Problem: Let $f$ be twice differentiable on $\mathbb{R}$ with $\sup|f(x)|=A$ and $\sup|f''(x)|=C$. Prove that $\sup|f'(x)|\leq \sqrt{2AC}$.
Hint: If $f'(x_0)=b>0$, show that $f'(x_0+t)\geq b-C|t|$. Integrate from $x_0-b/C$ to $x_0+b/C$.
Attempt: I can't understand how to work through the hint, so I tried the following. Let t>0. By Taylor's Theorem, $f'(x_0+t)=\frac{1}{h}[f(x_0+t)-f(x_0)]-tf''(c)$ for some $c\in (x_0+t,x_0+2t)$. Thus \begin{align} |f'(x_0+t)|&= \left|\frac{1}{t}[f(x_0+t)-f(x_0)]-\frac{t}{2}f''(c)\right|\\ &\leq \frac{f(x_0+t)}{t}+\frac{|f(x_0)|}{t}+\frac{t}{2}|f''(c)|\\ &\leq \frac{A}{t}+\frac{A}{t}+\frac{Ct}{2}\\ &= \frac{2A}{t}+\frac{Ct}{2} \end{align} I still need the last expression to be less than or equal to $\sqrt{2AC}$. Any help would be appreciated.
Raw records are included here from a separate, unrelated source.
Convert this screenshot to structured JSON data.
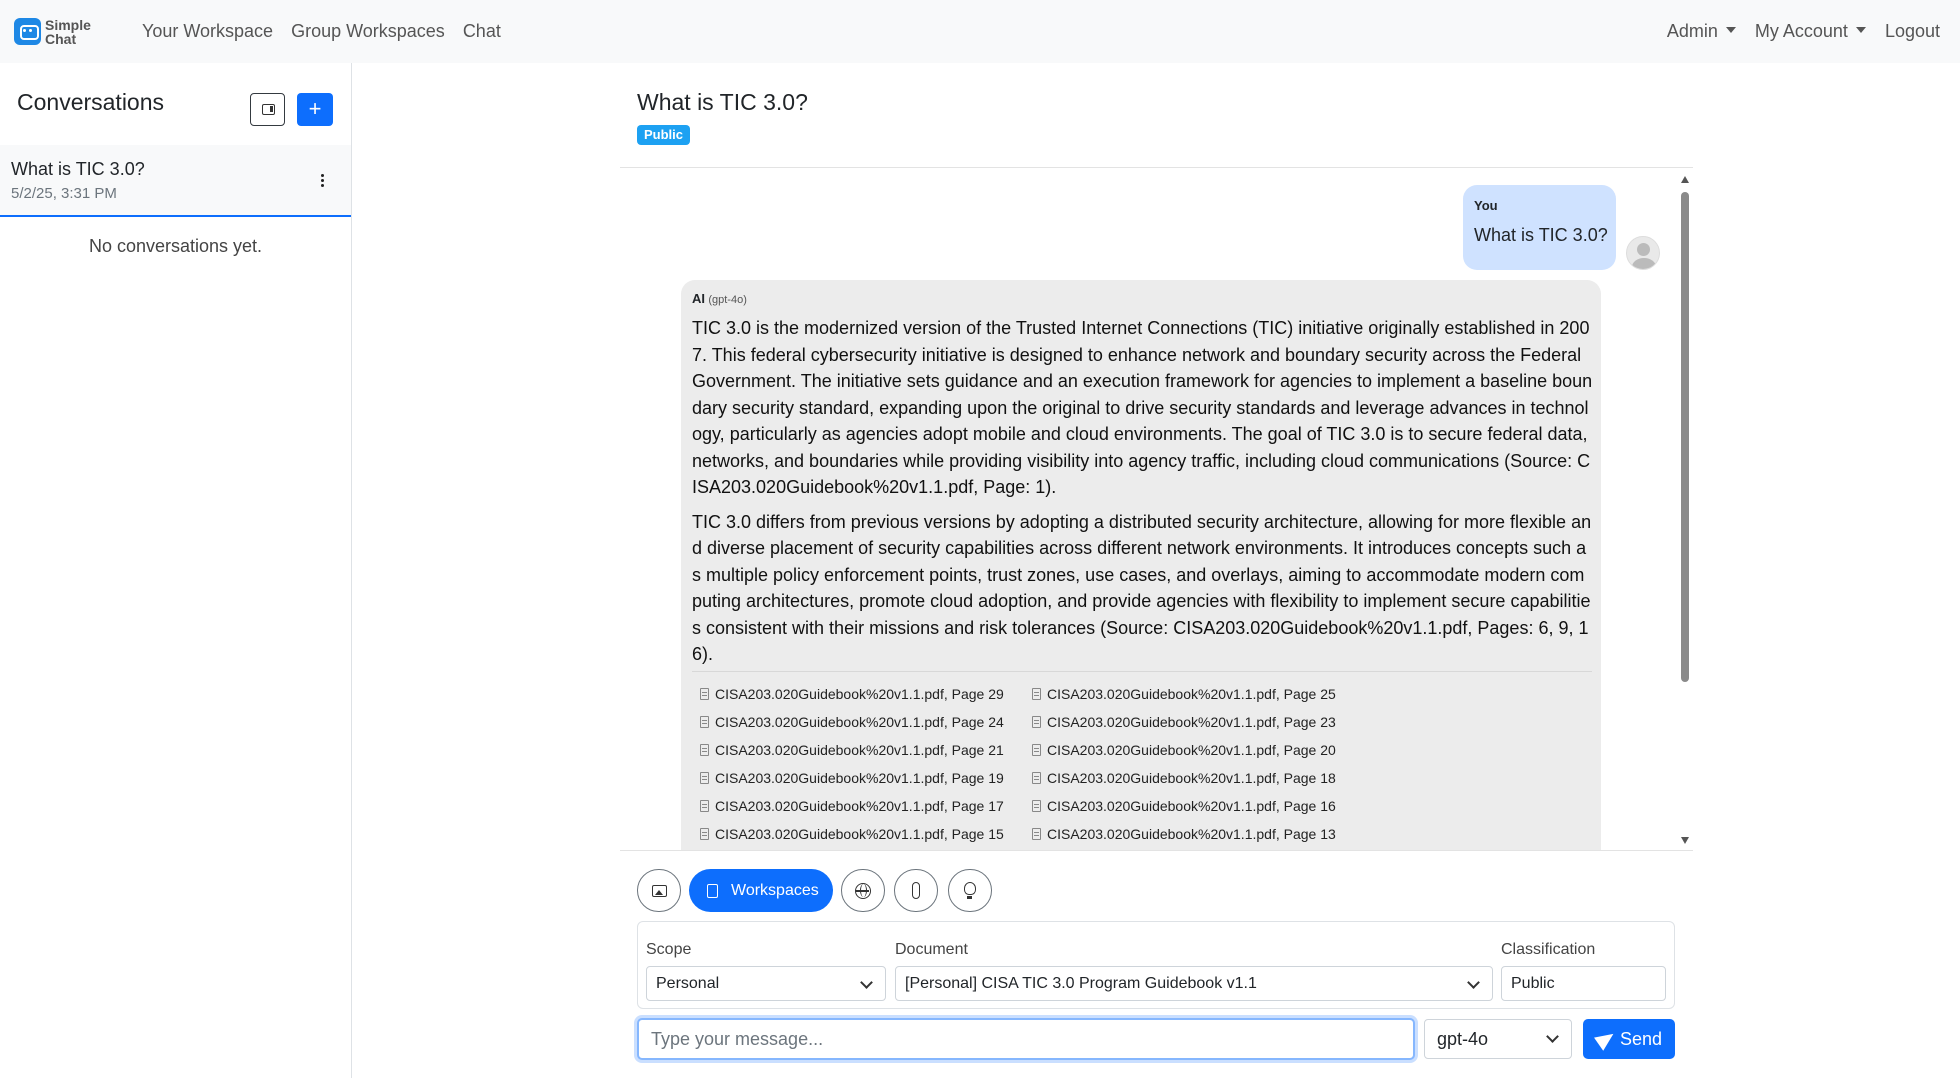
{
  "brand": {
    "line1": "Simple",
    "line2": "Chat"
  },
  "nav": {
    "links": [
      "Your Workspace",
      "Group Workspaces",
      "Chat"
    ],
    "admin": "Admin",
    "account": "My Account",
    "logout": "Logout"
  },
  "sidebar": {
    "title": "Conversations",
    "new_label": "+",
    "conversation": {
      "title": "What is TIC 3.0?",
      "date": "5/2/25, 3:31 PM"
    },
    "empty": "No conversations yet."
  },
  "chat": {
    "title": "What is TIC 3.0?",
    "badge": "Public",
    "user_message": {
      "sender": "You",
      "text": "What is TIC 3.0?"
    },
    "ai_message": {
      "sender": "AI",
      "model": "(gpt-4o)",
      "paragraphs": [
        "TIC 3.0 is the modernized version of the Trusted Internet Connections (TIC) initiative originally established in 2007. This federal cybersecurity initiative is designed to enhance network and boundary security across the Federal Government. The initiative sets guidance and an execution framework for agencies to implement a baseline boundary security standard, expanding upon the original to drive security standards and leverage advances in technology, particularly as agencies adopt mobile and cloud environments. The goal of TIC 3.0 is to secure federal data, networks, and boundaries while providing visibility into agency traffic, including cloud communications (Source: CISA203.020Guidebook%20v1.1.pdf, Page: 1).",
        "TIC 3.0 differs from previous versions by adopting a distributed security architecture, allowing for more flexible and diverse placement of security capabilities across different network environments. It introduces concepts such as multiple policy enforcement points, trust zones, use cases, and overlays, aiming to accommodate modern computing architectures, promote cloud adoption, and provide agencies with flexibility to implement secure capabilities consistent with their missions and risk tolerances (Source: CISA203.020Guidebook%20v1.1.pdf, Pages: 6, 9, 16)."
      ],
      "citations": [
        "CISA203.020Guidebook%20v1.1.pdf, Page 29",
        "CISA203.020Guidebook%20v1.1.pdf, Page 25",
        "CISA203.020Guidebook%20v1.1.pdf, Page 24",
        "CISA203.020Guidebook%20v1.1.pdf, Page 23",
        "CISA203.020Guidebook%20v1.1.pdf, Page 21",
        "CISA203.020Guidebook%20v1.1.pdf, Page 20",
        "CISA203.020Guidebook%20v1.1.pdf, Page 19",
        "CISA203.020Guidebook%20v1.1.pdf, Page 18",
        "CISA203.020Guidebook%20v1.1.pdf, Page 17",
        "CISA203.020Guidebook%20v1.1.pdf, Page 16",
        "CISA203.020Guidebook%20v1.1.pdf, Page 15",
        "CISA203.020Guidebook%20v1.1.pdf, Page 13"
      ]
    }
  },
  "toolbar": {
    "workspaces_label": "Workspaces"
  },
  "options": {
    "scope_label": "Scope",
    "scope_value": "Personal",
    "document_label": "Document",
    "document_value": "[Personal] CISA TIC 3.0 Program Guidebook v1.1",
    "classification_label": "Classification",
    "classification_value": "Public"
  },
  "composer": {
    "placeholder": "Type your message...",
    "model": "gpt-4o",
    "send_label": "Send"
  },
  "colors": {
    "primary": "#0d6efd",
    "badge": "#1da1f2",
    "user_bubble": "#cfe2ff",
    "ai_bubble": "#ececec"
  },
  "icons": [
    "sidebar-toggle-icon",
    "image-icon",
    "document-icon",
    "globe-icon",
    "paperclip-icon",
    "lightbulb-icon",
    "send-icon",
    "kebab-icon"
  ]
}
Let's use the hint directly: By the MVT have $f'(x_0+t)-f'(x_0)=tf''(\xi)$ with $\xi$ between $x_0$ and $x_0+t$, hence $|f'(x_0+t)-f'(x_0)|\le C|t|$, i.e., $$ f'(x_0)-C|t|\le f'(x_0+t)\le f'(x_0)-C|t|.$$ Thus for $x_0\in \Bbb R$ and $a> 0$, $$\begin{align} f(x_0+a)-f(x_0-a)&=\int_{-a}^af'(x_0+t)\,\mathrm dt\\ &\ge \int_{-a}^a(f'(x_0)-C\left|t\right|)\,\mathrm dt\\ &=\int_{-a}^0(f'(x_0)+Ct)\,\mathrm dt+\int_{0}^a(f'(x_0)-Ct)\,\mathrm dt\\ &=2a f'(x_0)-a^2C \end{align}$$ and $$\begin{align} f(x_0+a)-f(x_0-a)&=\int_{-a}^af'(x_0+t)\,\mathrm dt\\ &\le \int_{-a}^a(f'(x_0)+C\left|t\right|)\,\mathrm dt\\ &=\int_{-a}^0(f'(x_0)-Ct)\,\mathrm dt+\int_{0}^a(f'(x_0)+Ct)\,\mathrm dt\\ &=2a f'(x_0)+a^2C. \end{align}$$ From the bound for $f$ we know $-2A\le f(x_0+a)-f(x_0-a)\le 2A$ so that ultimately $$\frac{-2A-a^2C}{2a}\le f'(x_0)\le\frac{2A+a^2C}{2a}.$$ For the specific choice $a=\sqrt{\frac{2A}{C}}$ this leads to $$ -\sqrt{ 2AC}\le f'(x_0)\le\sqrt{2AC}$$ as desired.